S&P Global economists expect the Fed to raise rates six times this year starting in March, and five more times in total in 2023 and 2024.
“Second-round effects of the increase in interest rates could come from a higher cost of risk and cost of funding,” it said.
The cost of funding is expected to rise as some deposits migrate from no-or low-interest to interest-bearing products.
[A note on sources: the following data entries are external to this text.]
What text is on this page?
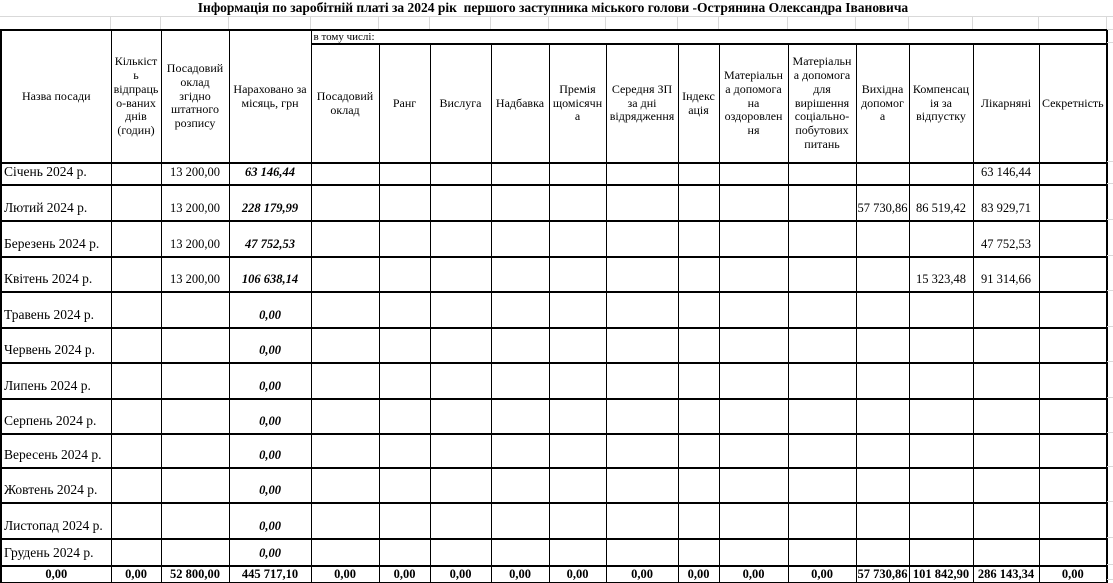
Інформація по заробітній платі за 2024 рік  першого заступника міського голови -Острянина Олександра Івановича
Назва посади	Кількість відпрацьо-ваних днів (годин)	Посадовий оклад згідно штатного розпису	Нараховано за місяць, грн	в тому числі:												
				Посадовий оклад	Ранг	Вислуга	Надбавка	Премія щомісячна	Середня ЗП за дні відрядження	Індексація	Матеріальна допомога на оздоровлення	Матеріальна допомога для вирішення соціально-побутових питань	Вихідна допомога	Компенсація за відпустку	Лікарняні	Секретність
Січень 2024 р.		13 200,00	63 146,44												63 146,44	
Лютий 2024 р.		13 200,00	228 179,99										57 730,86	86 519,42	83 929,71	
Березень 2024 р.		13 200,00	47 752,53												47 752,53	
Квітень 2024 р.		13 200,00	106 638,14											15 323,48	91 314,66	
Травень 2024 р.			0,00													
Червень 2024 р.			0,00													
Липень 2024 р.			0,00													
Серпень 2024 р.			0,00													
Вересень 2024 р.			0,00													
Жовтень 2024 р.			0,00													
Листопад 2024 р.			0,00													
Грудень 2024 р.			0,00													
0,00	0,00	52 800,00	445 717,10	0,00	0,00	0,00	0,00	0,00	0,00	0,00	0,00	0,00	57 730,86	101 842,90	286 143,34	0,00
However, with around two-thirds of total deposits bearing no or limited interest, UAE banks' funding will remain a strength, it said.
“The net external asset position is also likely to shelter UAE banks against lower and more expensive global liquidity,” S&P Global Ratings said.
“We rate five banks in the UAE, the ratings on which all carry stable outlooks, reflecting our view that their strong capitalisation and profitability will continue to protect their creditworthiness over the next 12-24 months.”
Banks in the UAE, including First Abu Dhabi Bank, Emirates NBD and Dubai Islamic Bank, among others, have all reported higher 2021 profits as the country’s economy recovers from the coronavirus pandemic on the back of higher oil prices and fiscal stimulus measures.
First Abu Dhabi Bank, the UAE’s largest lender by assets, reported a 19 per cent jump in its 2021 profit on the back of higher net fee and commission income and gains on investments, while Emirates NBD’s full-year profit jumped 34 per cent to Dh9.3bn due to lower impairment allowances.
“We believe that banks will be more than capable of absorbing our projected increase in the cost of risk,” the rating agency said.
“Banks are also very efficient, with a cost-to-income ratio of around 36 per cent for the top 10 banks at year-end 2021. While we expect a slight increase in costs for some rated banks, efficiency will continue to support their profitability.”